左仲平冷眼看着这一切,看着林白咬得发白的嘴唇和蓄泪的眼睛。

要哭了吗?左仲平饶有兴味。

突然,他的袖子被扯住,猝不及防被拉进一旁放消防器具的楼道杂物间,小门“砰”地一下合上,合上前正好看见一双鞋迈上台阶。

狭小的空间内静得只能听见他和林白的呼吸声。他的不急不慢,林白的气喘吁吁。

再仔细听,原来是她在哭,压低了声音,却还是露出端倪。

林白捂住嘴,上气不接下气。她听了一半才反应过来,这就是今早那个女人,这里就是她姐姐的家,林璇没骗她。

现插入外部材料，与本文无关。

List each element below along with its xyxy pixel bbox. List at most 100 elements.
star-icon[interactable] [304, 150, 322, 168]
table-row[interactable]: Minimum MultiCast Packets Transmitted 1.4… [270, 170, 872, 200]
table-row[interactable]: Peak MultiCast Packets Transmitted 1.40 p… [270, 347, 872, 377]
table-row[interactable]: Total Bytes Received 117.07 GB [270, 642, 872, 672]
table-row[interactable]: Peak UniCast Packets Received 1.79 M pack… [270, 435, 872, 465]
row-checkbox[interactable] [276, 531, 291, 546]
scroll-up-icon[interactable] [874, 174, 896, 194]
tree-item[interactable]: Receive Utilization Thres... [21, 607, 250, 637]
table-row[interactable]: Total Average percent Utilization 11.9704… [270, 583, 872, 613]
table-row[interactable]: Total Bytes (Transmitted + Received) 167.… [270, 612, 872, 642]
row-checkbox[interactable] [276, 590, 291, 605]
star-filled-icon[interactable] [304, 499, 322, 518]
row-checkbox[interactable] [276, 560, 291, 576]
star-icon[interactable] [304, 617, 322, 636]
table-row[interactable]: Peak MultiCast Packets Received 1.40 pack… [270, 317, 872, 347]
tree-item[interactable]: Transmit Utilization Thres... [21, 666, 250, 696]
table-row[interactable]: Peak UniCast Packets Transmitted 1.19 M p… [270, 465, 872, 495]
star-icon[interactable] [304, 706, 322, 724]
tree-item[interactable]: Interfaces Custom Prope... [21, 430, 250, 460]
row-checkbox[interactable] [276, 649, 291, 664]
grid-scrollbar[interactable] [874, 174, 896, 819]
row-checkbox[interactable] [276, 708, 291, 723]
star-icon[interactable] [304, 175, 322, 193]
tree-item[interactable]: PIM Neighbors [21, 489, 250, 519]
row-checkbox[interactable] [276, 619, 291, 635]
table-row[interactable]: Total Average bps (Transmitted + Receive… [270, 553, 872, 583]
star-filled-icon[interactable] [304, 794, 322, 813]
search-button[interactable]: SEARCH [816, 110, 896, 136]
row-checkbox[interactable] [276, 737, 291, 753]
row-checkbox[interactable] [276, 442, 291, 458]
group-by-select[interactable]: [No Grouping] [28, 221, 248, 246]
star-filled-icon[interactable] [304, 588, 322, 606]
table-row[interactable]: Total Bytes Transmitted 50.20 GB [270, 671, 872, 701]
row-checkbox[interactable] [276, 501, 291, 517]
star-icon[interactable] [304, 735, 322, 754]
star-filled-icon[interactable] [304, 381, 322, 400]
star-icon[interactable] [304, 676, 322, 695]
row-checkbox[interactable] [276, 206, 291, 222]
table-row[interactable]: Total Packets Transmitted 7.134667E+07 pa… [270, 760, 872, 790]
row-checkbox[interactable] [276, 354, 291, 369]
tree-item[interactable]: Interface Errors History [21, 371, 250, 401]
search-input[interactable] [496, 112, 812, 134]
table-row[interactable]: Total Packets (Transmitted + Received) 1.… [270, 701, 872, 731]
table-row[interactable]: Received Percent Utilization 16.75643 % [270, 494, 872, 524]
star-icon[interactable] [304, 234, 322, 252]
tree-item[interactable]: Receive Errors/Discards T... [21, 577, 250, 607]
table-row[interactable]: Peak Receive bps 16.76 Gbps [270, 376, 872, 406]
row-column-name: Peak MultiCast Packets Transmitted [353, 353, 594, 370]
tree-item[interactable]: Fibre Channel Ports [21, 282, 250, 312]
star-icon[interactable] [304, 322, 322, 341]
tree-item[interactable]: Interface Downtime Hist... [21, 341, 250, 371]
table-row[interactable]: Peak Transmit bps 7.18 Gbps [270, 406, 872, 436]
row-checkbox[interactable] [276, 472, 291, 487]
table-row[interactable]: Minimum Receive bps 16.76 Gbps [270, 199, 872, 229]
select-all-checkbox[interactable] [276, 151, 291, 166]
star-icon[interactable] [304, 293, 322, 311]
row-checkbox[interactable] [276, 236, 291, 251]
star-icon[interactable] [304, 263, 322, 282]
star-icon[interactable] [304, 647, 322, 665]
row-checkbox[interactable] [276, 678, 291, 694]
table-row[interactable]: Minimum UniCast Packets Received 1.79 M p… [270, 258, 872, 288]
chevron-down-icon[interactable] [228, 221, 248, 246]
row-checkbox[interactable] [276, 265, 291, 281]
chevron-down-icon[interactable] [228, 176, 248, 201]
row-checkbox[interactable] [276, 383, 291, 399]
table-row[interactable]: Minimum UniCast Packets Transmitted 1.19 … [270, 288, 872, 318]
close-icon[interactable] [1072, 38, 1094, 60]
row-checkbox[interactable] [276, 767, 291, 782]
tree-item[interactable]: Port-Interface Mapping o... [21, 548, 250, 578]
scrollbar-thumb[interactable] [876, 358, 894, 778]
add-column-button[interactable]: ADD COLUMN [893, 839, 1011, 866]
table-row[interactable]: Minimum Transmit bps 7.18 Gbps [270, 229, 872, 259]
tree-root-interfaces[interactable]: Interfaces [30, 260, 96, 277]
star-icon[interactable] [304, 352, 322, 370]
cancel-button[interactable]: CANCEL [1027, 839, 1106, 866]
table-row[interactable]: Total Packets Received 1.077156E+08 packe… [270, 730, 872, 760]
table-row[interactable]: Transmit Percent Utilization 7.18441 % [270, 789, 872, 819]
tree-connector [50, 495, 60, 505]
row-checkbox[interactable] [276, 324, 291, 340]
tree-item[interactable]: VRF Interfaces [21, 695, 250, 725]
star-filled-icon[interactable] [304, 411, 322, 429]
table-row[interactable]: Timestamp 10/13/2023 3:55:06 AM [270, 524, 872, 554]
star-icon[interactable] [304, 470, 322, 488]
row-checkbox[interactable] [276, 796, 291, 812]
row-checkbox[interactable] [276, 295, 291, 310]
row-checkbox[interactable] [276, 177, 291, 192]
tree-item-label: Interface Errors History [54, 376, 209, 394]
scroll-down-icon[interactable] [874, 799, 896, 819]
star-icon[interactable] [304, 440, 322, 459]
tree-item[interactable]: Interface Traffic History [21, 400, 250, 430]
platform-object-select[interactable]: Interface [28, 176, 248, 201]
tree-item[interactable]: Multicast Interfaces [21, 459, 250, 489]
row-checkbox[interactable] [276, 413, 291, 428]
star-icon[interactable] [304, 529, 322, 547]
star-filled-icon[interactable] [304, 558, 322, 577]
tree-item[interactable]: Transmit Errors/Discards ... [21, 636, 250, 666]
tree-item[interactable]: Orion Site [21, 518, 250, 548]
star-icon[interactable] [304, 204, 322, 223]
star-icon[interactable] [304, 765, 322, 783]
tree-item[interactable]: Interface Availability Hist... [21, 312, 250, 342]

杂物间太黑,两人都看不清彼此的脸。左仲平却能感受到怀中人的热意,她贴着他的胸膛,微微颤抖着。于是左仲平伸手,轻轻给她拍背。

女孩的馨香传进他鼻间,尽管看不清,但左仲平却能想象出林白此刻的模样:她的两只手都搭在他胸口,人也不得不挤在他怀里,头发被蹭得乱糟糟。小脸皱着,被人这样羞辱,漂亮的圆眼肯定暗淡无光,被挂着泪珠的睫毛带着,眼尾垂下去,再垂下去,透出点薄红,勾人得要命,她的这双眼最妙不过。他喜欢她的小嘴,唇珠小小一颗,适合被人细巧地舔弄,亵玩。此刻大概正被怀中的小可怜自己咬得惨不忍睹。